Premiers pas de Natalie Dessay au théâtre : l'épreuve de la glace
Elle débute la pièce en diva, hiératique dans une robe-fourreau écarlate, et la termine trempée, en chemise, échevelée mais toujours droite. Tout autour d'elle, 500 kg de glace sont suspendus, sous forme de longs pains gouttant interminablement, et s'effondrant parfois avec fracas.

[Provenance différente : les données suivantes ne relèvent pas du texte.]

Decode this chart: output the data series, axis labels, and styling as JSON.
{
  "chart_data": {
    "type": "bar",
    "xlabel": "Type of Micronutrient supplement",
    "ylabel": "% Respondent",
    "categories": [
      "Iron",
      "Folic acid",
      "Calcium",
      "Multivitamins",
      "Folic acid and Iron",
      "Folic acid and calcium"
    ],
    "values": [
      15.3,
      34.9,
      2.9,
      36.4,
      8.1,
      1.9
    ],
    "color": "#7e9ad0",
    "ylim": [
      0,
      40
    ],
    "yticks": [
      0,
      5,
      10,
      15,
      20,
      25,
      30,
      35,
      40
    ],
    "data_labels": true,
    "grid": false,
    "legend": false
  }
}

Pour ses débuts au théâtre, la soprano française la plus connue au monde n'a pas choisi la facilité: un monologue de 1999 du dramaturge anglais Howard Barker, "Und", texte foisonnant et énigmatique où une femme attend un homme et affronte la lente avancée de la mort sans jamais perdre sa dignité. "Je ne choisis jamais", dit-elle, tout en précisant qu'elle s'est tout de suite sentie "en phase" avec le texte que lui proposait le metteur en scène Jacques Vincey, directeur du Centre dramatique régional de Tours. Un texte âpre, formidablement traduit par Vanasay Khamphommala, spécialiste de Barker, l'auteur du "théâtre de la catastrophe".

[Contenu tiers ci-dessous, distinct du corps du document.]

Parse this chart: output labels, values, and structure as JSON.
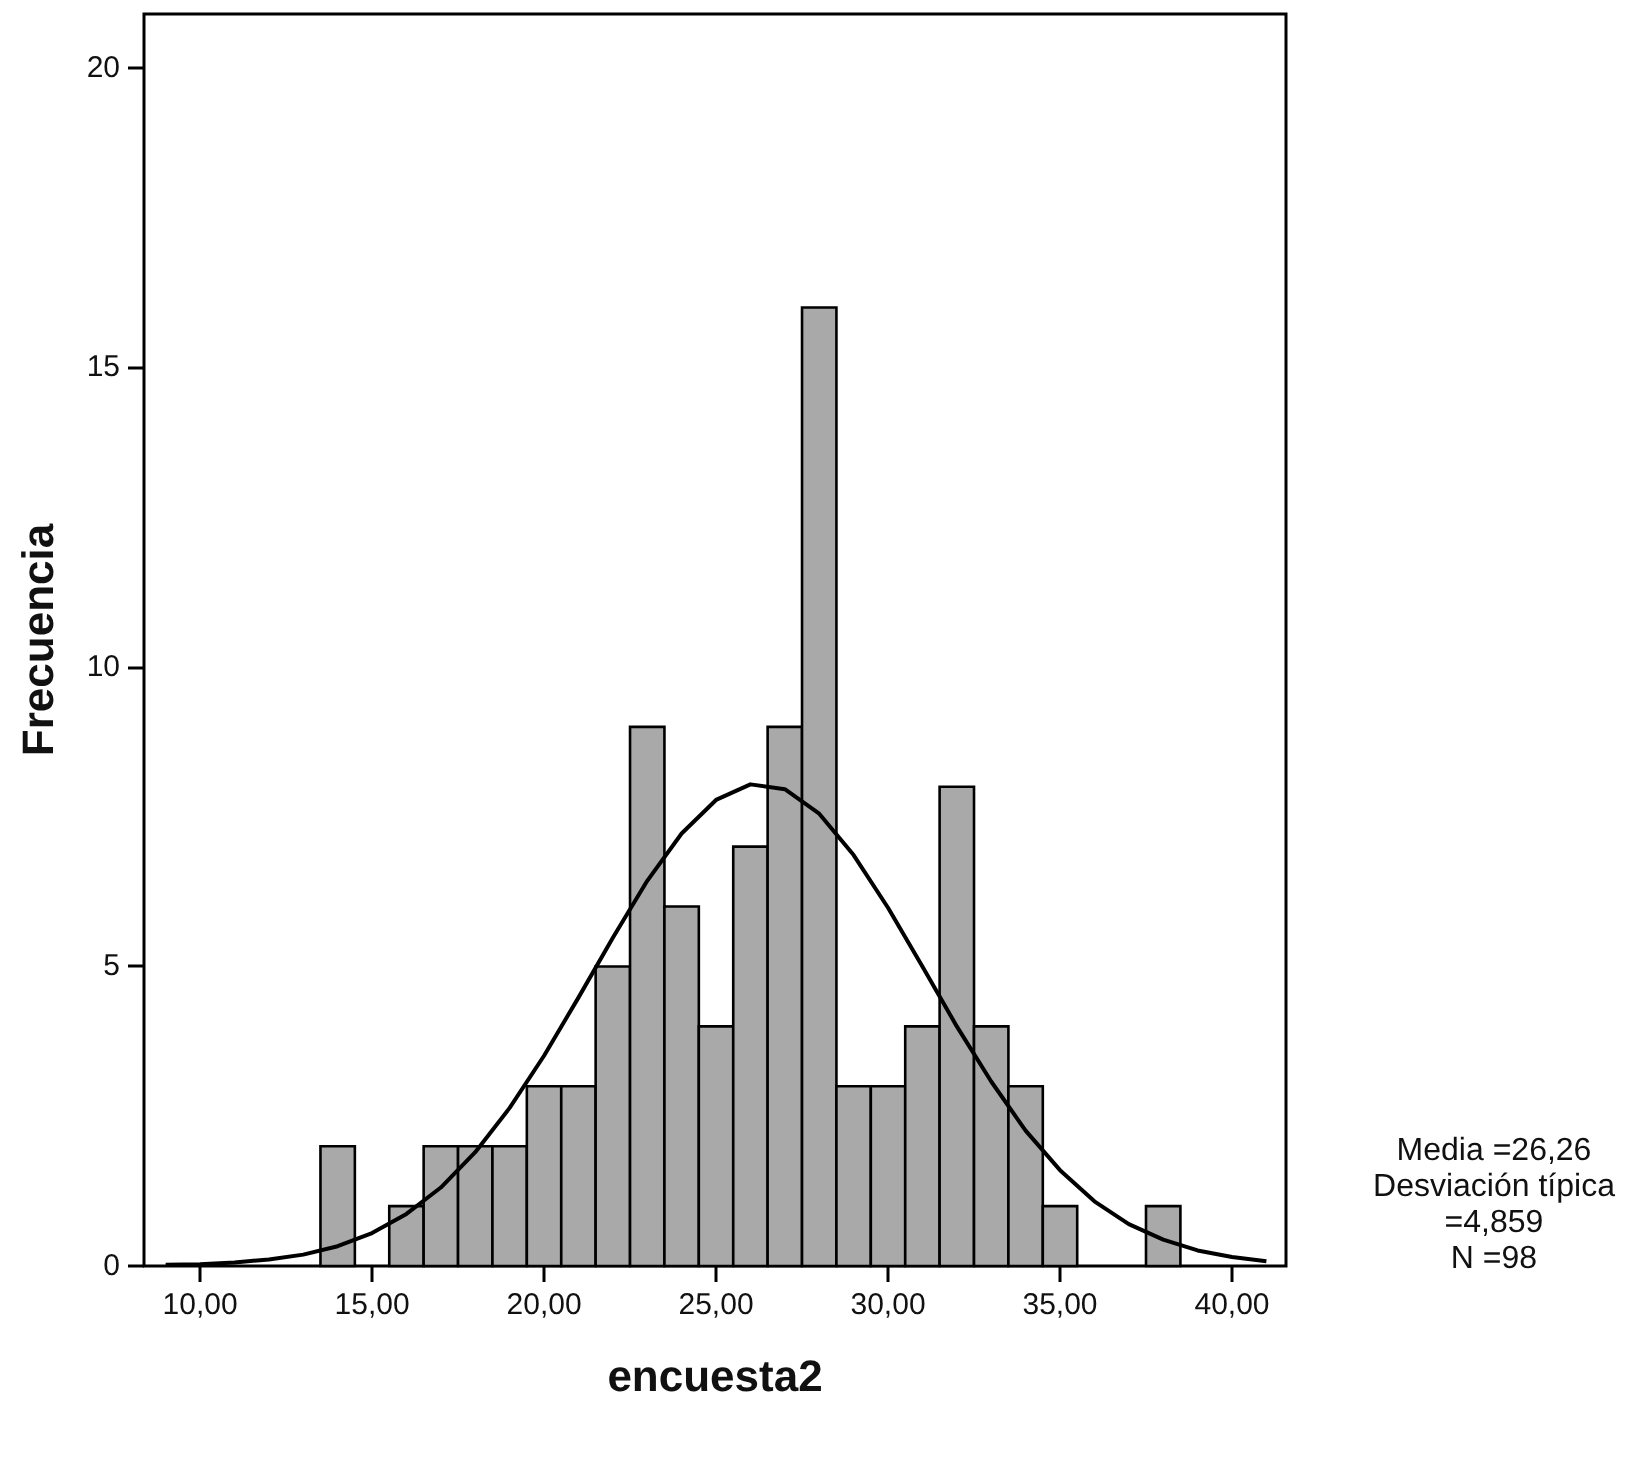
{
  "chart_data": {
    "type": "histogram",
    "xlabel": "encuesta2",
    "ylabel": "Frecuencia",
    "bins": [
      13.5,
      14.5,
      15.5,
      16.5,
      17.5,
      18.5,
      19.5,
      20.5,
      21.5,
      22.5,
      23.5,
      24.5,
      25.5,
      26.5,
      27.5,
      28.5,
      29.5,
      30.5,
      31.5,
      32.5,
      33.5,
      34.5,
      35.5,
      36.5,
      37.5,
      38.5
    ],
    "values": [
      2,
      0,
      1,
      2,
      2,
      2,
      3,
      3,
      5,
      9,
      6,
      4,
      7,
      9,
      16,
      3,
      3,
      4,
      8,
      4,
      3,
      1,
      0,
      0,
      1
    ],
    "color": "#a9a9a9",
    "series": [
      {
        "type": "line",
        "color": "#000000",
        "marker": "none",
        "x": [
          9,
          10,
          11,
          12,
          13,
          14,
          15,
          16,
          17,
          18,
          19,
          20,
          21,
          22,
          23,
          24,
          25,
          26,
          27,
          28,
          29,
          30,
          31,
          32,
          33,
          34,
          35,
          36,
          37,
          38,
          39,
          40,
          41
        ],
        "values": [
          0.02,
          0.03,
          0.06,
          0.11,
          0.19,
          0.33,
          0.55,
          0.87,
          1.31,
          1.9,
          2.64,
          3.51,
          4.48,
          5.48,
          6.43,
          7.22,
          7.78,
          8.04,
          7.96,
          7.55,
          6.86,
          5.98,
          5.0,
          4.0,
          3.08,
          2.26,
          1.6,
          1.08,
          0.7,
          0.44,
          0.26,
          0.15,
          0.08
        ]
      }
    ],
    "xlim": [
      8.37,
      41.57
    ],
    "xticks": [
      {
        "value": 10,
        "label": "10,00"
      },
      {
        "value": 15,
        "label": "15,00"
      },
      {
        "value": 20,
        "label": "20,00"
      },
      {
        "value": 25,
        "label": "25,00"
      },
      {
        "value": 30,
        "label": "30,00"
      },
      {
        "value": 35,
        "label": "35,00"
      },
      {
        "value": 40,
        "label": "40,00"
      }
    ],
    "ylim": [
      0,
      20.9
    ],
    "yticks": [
      0,
      5,
      10,
      15,
      20
    ],
    "grid": false,
    "annotations": [
      "Media =26,26",
      "Desviación típica =4,859",
      "N =98"
    ]
  }
}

Reportage : A. Moreau, A. Rigodanzo, F.Belzeaux
La pièce est hantée par un événement jamais explicité, mais qu'on devine être la Shoah, comme on devine que l'homme que la femme attend est aussi son tortionnaire. La scénographie de Mathieu Lorry-Dupuy, avec cette glace qui menace à tout moment de rompre, installe un climat d'angoisse et d'extrême vulnérabilité. La femme est à la merci de cet homme dont on ne perçoit la présence qu'à travers des sons -bruits de cloche, verre brisé, coups de boutoir sur la porte.

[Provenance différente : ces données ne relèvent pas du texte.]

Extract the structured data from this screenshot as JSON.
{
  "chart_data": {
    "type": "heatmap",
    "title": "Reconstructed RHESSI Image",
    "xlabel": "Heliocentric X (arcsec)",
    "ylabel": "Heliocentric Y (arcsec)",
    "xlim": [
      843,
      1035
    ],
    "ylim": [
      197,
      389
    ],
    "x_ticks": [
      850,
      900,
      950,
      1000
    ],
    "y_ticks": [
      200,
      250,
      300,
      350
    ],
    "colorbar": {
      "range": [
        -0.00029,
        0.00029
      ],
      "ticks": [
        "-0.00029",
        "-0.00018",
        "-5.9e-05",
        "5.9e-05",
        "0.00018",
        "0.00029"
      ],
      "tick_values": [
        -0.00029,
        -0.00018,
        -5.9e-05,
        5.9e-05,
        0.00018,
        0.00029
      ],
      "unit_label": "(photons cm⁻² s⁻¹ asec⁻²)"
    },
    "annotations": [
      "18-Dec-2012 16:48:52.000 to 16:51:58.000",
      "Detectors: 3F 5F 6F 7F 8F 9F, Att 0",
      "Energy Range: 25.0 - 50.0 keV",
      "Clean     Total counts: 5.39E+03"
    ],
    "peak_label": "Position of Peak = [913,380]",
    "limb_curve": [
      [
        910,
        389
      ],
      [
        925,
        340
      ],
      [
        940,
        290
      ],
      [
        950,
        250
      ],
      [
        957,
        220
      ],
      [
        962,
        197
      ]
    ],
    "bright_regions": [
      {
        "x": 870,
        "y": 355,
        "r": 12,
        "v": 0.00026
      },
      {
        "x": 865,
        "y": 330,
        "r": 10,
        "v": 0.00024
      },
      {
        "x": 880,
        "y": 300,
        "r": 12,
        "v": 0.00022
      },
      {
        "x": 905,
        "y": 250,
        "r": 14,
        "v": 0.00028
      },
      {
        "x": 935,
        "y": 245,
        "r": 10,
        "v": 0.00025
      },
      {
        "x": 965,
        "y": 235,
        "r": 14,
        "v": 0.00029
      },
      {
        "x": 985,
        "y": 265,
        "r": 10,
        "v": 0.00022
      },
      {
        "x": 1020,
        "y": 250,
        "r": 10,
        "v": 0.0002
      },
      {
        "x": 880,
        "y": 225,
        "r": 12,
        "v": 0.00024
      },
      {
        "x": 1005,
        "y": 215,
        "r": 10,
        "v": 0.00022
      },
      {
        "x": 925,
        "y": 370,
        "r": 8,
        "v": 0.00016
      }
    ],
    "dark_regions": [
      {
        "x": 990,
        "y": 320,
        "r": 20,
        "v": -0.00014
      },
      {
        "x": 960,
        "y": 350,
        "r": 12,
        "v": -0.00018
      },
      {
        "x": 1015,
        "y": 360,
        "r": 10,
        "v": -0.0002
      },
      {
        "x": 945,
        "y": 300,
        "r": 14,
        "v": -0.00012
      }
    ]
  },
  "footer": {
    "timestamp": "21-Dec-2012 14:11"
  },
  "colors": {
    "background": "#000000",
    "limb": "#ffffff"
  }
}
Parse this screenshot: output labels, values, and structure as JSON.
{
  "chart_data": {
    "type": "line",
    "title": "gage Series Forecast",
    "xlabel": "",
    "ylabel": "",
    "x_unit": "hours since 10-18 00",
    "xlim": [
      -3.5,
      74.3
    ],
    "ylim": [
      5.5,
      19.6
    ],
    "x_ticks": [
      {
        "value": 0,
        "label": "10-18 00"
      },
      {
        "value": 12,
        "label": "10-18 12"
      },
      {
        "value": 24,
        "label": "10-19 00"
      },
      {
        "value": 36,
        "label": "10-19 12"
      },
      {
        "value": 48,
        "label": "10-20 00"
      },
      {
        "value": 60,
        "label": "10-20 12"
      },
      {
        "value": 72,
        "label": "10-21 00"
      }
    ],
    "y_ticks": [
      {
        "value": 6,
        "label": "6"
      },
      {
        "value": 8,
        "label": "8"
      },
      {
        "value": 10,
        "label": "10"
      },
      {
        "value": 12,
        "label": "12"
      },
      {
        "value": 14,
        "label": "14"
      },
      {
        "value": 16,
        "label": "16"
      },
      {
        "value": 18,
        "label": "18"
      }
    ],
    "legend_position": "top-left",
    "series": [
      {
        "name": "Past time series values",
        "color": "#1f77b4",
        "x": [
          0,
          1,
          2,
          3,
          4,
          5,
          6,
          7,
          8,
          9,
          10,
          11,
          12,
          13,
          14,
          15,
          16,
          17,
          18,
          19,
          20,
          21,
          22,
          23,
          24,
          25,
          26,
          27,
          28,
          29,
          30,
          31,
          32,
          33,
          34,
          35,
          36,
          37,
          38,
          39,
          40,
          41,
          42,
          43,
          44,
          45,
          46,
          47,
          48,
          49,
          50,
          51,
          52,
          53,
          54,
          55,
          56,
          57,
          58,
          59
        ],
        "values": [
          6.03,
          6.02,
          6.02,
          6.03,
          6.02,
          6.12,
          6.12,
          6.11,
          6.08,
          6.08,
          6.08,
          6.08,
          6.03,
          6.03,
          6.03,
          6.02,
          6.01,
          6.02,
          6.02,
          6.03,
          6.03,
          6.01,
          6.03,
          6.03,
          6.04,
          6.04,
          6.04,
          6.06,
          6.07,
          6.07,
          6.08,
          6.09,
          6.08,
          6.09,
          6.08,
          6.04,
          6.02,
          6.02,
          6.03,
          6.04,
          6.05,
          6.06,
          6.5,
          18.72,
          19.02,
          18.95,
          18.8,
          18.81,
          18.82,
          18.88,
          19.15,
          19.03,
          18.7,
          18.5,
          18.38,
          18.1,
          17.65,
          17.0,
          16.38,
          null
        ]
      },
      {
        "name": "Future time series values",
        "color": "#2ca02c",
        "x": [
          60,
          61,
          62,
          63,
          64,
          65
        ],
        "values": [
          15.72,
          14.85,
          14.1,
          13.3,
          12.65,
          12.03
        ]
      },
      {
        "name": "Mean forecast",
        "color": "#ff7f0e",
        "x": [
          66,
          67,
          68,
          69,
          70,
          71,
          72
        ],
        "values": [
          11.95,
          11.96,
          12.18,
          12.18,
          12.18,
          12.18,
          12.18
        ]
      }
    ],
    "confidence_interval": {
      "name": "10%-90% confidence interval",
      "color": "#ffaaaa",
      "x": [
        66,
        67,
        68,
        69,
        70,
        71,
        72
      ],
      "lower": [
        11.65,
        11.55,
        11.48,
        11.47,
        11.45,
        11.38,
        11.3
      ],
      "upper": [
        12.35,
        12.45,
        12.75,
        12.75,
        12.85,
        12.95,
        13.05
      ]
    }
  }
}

Le musicien Alexandre Meyer donne vie à cette partition de la terreur. Le spectateur assiste, glacé, au combat de la femme "juive" mais "qui possède toutes les qualités d'une aristocrate", qui parle pour repousser la peur, tantôt mutine, tantôt grave, superficielle ou profonde, gaie ou terrorisée. "Tant qu'elle parle, elle est vivante", résume la cantatrice.
Théâtre et musicalité
La musicalité de Natalie Dessay lui permet de trouver toujours la voix juste, jusqu'au chant de mort final, le kaddish. "Ca semble sombre et difficile et abscons dans un premier temps", reconnaît-elle, "mais cela nous concerne tous, c'est comment garder la face jusqu'à l'échéance finale".Natalie Dessay, dont le talent d'actrice explosait à l'opéra tant dans le drame ("Lucia di Lammermoor") que dans la comédie ("La Fille du régiment") reconnaît que "spontanément, (elle) aurait choisi une pièce chorale". Ce n'est que partie remise: elle travaille pour 2017 à "un projet de pièce drôle, du Feydeau".
"Und", jusqu'au 5 juin à Tours puis du 21 au 24 juillet au Théâtre de l'Athénée dans la cadre de Paris Quartier d'été puis en tournée.